With the last episode of BBC One’s current series of Sherlock tonight, Rohan Gavin, author of new detective series Knightley & Son, takes a look at the challenges faced by detectives in pursuit of their “maguffin”…
There are many reasons I love detective stories. They take us on a journey into the unknown, with only our wits (and those of the detectives) as a guide. They use words like “gumshoe”–slang for a private investigator, taken from the soles of the shoes they used to sneak about in. They deliver hard-boiled one-liners like “To say goodbye is to die a little.” (Raymond Chandler, The Long Goodbye). They feature dangerous females, diabolical villains, and heroes who often get philosophical from the bottom of a whisky glass, or–in my heroes’ case–the end of a large packet of chocolate biscuits.
With Knightley & Son I tried to create a detective series for modern times and modern children, but that harked back to all the traditions I love: deductive reasoning, smoke, mirrors, and plenty of fog. A good mystery is like an elaborate card trick. Clues and revelations have to appear at just the right moment. The reader is led down a dark alley, then the rug is pulled out from under our feet and we realise we’ve been led astray. Good may be bad. Allies might be foes. Truth may be lies.

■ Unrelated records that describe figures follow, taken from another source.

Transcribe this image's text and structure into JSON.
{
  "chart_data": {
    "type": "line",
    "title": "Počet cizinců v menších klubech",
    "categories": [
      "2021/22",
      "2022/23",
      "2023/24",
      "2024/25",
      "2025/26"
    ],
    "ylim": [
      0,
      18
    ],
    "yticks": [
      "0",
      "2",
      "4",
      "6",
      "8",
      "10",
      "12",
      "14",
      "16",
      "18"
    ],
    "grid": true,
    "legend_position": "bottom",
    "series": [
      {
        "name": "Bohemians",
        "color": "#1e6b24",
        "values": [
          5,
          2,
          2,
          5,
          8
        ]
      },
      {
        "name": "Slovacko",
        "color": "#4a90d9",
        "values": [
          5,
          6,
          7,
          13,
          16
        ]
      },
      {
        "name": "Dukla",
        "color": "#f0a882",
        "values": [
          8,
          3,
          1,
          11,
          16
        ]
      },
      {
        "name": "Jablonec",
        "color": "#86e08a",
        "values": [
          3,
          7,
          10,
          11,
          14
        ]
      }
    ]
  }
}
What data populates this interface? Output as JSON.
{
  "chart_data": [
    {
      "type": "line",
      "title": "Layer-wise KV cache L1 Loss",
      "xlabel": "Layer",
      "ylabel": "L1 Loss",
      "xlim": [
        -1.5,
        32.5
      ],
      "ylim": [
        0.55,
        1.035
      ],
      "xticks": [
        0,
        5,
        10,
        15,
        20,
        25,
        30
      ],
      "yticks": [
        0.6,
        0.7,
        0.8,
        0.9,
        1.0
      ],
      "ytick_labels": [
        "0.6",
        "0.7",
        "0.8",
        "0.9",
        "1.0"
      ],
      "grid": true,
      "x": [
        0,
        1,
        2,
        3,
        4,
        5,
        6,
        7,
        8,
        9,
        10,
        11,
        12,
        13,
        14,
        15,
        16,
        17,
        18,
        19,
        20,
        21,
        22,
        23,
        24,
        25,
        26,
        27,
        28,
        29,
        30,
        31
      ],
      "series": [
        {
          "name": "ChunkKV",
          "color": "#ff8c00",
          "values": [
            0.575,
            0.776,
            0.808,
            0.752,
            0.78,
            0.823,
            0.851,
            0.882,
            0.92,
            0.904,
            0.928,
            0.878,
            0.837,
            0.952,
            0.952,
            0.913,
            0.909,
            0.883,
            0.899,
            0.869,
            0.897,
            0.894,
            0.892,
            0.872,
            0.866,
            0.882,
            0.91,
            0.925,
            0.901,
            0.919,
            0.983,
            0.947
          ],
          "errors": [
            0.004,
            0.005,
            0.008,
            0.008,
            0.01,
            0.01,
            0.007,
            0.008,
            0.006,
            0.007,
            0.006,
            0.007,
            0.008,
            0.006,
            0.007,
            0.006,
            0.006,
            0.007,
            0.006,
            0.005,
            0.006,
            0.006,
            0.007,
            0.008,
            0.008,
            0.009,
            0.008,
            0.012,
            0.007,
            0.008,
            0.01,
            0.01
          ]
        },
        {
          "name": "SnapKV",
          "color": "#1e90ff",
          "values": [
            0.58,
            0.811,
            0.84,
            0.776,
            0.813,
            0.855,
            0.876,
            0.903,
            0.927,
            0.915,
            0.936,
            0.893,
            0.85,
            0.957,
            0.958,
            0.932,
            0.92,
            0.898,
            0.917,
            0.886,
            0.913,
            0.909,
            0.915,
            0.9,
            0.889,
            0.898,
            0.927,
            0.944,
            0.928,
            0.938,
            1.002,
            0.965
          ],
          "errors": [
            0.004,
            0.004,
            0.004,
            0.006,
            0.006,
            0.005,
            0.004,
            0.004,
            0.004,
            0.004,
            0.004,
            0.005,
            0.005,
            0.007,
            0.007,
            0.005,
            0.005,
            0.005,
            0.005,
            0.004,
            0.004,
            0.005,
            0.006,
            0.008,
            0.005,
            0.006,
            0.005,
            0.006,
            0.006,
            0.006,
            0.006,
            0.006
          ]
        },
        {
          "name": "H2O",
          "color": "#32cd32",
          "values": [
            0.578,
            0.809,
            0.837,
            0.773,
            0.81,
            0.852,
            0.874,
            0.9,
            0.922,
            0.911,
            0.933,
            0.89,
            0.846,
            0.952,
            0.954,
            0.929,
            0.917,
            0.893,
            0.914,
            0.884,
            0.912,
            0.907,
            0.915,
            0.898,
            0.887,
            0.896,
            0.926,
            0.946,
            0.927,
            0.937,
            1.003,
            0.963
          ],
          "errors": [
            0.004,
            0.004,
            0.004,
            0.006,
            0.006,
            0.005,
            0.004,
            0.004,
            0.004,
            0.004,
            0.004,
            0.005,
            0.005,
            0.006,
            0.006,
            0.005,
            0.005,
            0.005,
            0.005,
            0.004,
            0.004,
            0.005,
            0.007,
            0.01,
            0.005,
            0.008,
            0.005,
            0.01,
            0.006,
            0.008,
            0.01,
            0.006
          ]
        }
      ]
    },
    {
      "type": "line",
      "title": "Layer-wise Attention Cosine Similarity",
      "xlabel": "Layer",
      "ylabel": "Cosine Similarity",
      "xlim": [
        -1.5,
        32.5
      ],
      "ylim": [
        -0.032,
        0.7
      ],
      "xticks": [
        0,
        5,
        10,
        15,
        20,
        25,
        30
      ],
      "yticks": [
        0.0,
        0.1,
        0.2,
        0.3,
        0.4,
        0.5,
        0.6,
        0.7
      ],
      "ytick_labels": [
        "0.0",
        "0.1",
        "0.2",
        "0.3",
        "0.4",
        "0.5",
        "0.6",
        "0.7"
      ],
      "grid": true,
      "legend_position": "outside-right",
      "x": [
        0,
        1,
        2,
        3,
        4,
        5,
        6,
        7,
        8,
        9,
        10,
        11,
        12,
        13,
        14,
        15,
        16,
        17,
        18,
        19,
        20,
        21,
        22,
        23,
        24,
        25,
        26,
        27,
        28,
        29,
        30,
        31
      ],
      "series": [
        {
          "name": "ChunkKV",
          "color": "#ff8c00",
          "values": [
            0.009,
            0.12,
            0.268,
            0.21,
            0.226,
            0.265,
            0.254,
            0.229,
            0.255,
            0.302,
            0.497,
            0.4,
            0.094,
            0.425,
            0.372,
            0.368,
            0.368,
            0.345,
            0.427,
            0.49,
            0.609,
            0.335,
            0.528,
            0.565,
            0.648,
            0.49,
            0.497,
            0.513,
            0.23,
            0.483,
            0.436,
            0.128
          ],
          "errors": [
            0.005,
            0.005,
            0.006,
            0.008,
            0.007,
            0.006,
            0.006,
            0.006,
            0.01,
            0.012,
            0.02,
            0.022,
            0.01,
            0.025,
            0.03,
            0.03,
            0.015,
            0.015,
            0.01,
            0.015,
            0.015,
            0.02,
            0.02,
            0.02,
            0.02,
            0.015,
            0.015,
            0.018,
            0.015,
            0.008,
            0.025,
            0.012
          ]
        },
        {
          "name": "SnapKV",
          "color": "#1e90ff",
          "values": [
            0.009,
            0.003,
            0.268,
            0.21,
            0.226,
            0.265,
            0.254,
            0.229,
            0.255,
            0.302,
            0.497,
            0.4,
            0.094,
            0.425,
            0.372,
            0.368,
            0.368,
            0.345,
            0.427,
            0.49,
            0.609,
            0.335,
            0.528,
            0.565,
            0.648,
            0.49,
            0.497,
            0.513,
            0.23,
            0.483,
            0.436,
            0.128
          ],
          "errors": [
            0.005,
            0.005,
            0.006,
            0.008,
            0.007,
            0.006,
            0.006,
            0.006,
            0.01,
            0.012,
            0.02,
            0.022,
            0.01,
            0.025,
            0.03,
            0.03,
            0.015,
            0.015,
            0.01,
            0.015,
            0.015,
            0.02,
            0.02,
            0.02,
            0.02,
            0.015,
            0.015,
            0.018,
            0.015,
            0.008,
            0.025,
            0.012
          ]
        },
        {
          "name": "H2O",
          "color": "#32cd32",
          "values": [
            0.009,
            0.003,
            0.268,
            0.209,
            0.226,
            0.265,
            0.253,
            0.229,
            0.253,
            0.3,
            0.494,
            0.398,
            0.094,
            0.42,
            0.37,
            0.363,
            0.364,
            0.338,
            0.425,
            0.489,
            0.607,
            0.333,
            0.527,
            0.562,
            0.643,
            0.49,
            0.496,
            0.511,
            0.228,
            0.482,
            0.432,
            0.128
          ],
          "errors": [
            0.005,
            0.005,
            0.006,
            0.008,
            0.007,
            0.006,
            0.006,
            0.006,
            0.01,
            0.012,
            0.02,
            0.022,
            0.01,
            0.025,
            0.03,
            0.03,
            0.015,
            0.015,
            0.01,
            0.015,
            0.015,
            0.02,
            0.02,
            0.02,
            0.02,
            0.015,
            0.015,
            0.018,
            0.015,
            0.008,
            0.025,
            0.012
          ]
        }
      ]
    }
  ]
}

Another important ingredient is what Alfred Hitchcock called the “maguffin”: an object that everyone’s chasing. He called it a maguffin because it’s a nonsense object: it could just as easily be a precious jewel or a missing sock, as long as it pushes the plot forward. In Knightley & Son, it’s a bestselling self-help book, called The Code. And the highly unusual effect this book has on its readers sets up the mystery that the Knightleys must solve. As soon as the maguffin appears, we know the rollercoaster ride is about to begin.
Perhaps what I love most about detective stories is that solving the crime is only half the battle. Detectives often become so entangled in the plot that they have to face their own weaknesses. They fall in love–often with the wrong person. They make wild accusations–often blaming the wrong person. They have to overcome a series of hurdles, fighting off villains (or in my story step-parents as well) and only once they’ve passed all these tests can they solve the case.
But at what cost? Frequently the maguffin has been lost or destroyed. And the detective has sacrificed friendships along the way. Sherlock Holmes could never get his steel-trap mind around Dr Watson’s decision to get married. Holmes felt it would take away his trusty partner in solving crime–caring little for where it would leave poor Watson. Similar dilemmas face my father and son duo. For a detective, true love is only an illusion that gets in the way of clear reasoning.
But logic doesn’t always work. The world can’t always be explained. Nor can the mysteries of the human heart. And so by the end, once the case has been cracked, we often feel like the real mystery is yet to be solved… until the next instalment.